Charlotte /SHAR-LOT/; Charlot /SHAR-LO/ (French).
That will make them pronounced in different ways. The roots are unisex.
Also of of DANISH, DUTCH, GERMAN, NORWEGIAN and SWEDISH usage.
In those languages, it's used as a FEMININE name as a variant of CHARLOTTE reflecting the FRENCH PRONUNCIATION.
Gender: Feminine

Usages: English (Rare)

Meaning: Variant of CHARLOTTE. So far, a total of 145 girls in the USA were named CHARLOT. In 1955, 9 girls in the USA were named CHARLOT.
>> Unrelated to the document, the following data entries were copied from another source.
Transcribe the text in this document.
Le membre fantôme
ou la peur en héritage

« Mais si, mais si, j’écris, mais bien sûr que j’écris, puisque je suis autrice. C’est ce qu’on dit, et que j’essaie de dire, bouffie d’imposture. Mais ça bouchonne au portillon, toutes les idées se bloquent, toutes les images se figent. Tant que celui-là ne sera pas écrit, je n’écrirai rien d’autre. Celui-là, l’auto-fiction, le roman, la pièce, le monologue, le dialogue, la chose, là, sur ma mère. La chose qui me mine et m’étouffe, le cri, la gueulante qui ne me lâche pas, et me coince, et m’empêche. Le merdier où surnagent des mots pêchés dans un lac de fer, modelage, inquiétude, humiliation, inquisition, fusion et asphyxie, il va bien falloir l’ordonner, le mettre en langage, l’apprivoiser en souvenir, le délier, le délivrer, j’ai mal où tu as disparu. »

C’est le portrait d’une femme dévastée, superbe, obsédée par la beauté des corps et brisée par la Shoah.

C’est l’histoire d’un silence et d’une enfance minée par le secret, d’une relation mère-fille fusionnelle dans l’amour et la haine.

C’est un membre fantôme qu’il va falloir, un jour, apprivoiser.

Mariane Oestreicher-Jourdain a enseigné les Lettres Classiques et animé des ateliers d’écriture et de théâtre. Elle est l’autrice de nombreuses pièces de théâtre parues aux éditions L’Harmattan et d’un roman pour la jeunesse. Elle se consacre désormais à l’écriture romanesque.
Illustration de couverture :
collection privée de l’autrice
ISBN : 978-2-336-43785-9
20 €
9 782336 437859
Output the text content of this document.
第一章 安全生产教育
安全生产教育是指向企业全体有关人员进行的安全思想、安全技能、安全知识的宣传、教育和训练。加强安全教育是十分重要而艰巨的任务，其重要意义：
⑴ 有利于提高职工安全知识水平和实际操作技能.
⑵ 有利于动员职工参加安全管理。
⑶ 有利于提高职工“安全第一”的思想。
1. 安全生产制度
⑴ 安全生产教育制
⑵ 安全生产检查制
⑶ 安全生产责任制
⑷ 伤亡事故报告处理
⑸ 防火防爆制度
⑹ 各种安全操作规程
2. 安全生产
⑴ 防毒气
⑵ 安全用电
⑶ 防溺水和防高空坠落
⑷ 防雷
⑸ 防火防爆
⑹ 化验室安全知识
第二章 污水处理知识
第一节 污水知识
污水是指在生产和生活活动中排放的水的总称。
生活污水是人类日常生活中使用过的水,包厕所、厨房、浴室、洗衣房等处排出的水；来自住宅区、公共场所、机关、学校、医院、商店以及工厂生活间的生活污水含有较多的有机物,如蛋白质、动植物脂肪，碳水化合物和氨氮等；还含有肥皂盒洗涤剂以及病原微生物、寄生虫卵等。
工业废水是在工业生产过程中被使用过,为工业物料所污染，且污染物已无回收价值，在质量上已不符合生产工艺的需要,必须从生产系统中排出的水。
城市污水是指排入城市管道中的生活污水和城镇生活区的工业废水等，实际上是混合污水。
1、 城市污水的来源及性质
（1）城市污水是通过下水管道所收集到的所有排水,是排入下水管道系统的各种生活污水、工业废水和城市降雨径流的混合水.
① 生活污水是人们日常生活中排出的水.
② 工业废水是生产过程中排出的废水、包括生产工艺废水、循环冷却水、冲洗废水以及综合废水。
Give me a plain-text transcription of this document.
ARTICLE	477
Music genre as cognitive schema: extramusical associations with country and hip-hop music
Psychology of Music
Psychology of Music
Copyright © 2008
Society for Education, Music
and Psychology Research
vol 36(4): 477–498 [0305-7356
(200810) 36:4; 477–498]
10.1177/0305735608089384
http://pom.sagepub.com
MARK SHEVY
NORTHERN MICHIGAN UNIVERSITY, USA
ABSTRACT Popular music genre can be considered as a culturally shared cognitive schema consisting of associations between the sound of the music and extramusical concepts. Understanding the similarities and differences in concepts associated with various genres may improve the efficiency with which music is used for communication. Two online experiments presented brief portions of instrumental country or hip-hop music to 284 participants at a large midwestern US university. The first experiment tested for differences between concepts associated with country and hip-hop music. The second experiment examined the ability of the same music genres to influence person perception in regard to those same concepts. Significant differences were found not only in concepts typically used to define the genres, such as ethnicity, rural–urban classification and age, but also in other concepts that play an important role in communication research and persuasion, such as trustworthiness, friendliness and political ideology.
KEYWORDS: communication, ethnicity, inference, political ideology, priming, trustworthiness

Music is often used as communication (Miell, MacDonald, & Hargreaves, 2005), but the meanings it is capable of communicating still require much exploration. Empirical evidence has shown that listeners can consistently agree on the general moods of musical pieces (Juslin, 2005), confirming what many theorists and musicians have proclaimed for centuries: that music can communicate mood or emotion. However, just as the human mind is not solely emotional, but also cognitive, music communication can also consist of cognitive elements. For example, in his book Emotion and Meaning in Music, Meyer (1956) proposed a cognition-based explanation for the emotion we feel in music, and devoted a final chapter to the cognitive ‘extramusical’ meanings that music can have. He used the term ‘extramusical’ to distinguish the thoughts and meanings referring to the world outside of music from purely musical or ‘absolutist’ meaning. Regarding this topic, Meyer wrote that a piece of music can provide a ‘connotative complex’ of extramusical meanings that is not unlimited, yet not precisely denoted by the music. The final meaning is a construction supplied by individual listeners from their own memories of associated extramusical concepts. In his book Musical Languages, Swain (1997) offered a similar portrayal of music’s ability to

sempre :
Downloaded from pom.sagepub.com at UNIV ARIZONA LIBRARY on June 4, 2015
https://en.wikipedia.org/wiki/Charlot_(name)
https://www.names.org/n/Charlot/about
http://www.nancy.cc/baby-name/Charlot/

(Information from name #331926 originally submitted by user LionB3)
My mom said she wanted to name me something French, so she chose Charlotte, just to realise the exact same name without the "te" was a thing.
Too late now. (Also it's pronounced Char-lot, like Margot)
I don’t like Charlot for a boy because it’s like Charlotte. They would both have the same pronunciation. For a girl, Charlot would seem very delicate and it would age well.
The T is not pronounced and it's Charlie Chaplin's French nickname. It might sound cool, then, cause Chaplin's loved in France, but "un Charlot" (as a noun), is a very derogatory term for someone. (= a fool)
I don't think anyone's called Charlot in France, except maybe as a nickname.
I just think this is such a cute nickname for Charles. I wouldn't pick it as a main name though. I would prefer to name my child Charles and then just nickname him Charlot.
Beautiful! I understand this is a boys name, but I quite like Charlot on a girl actually. It's like Margot, but better.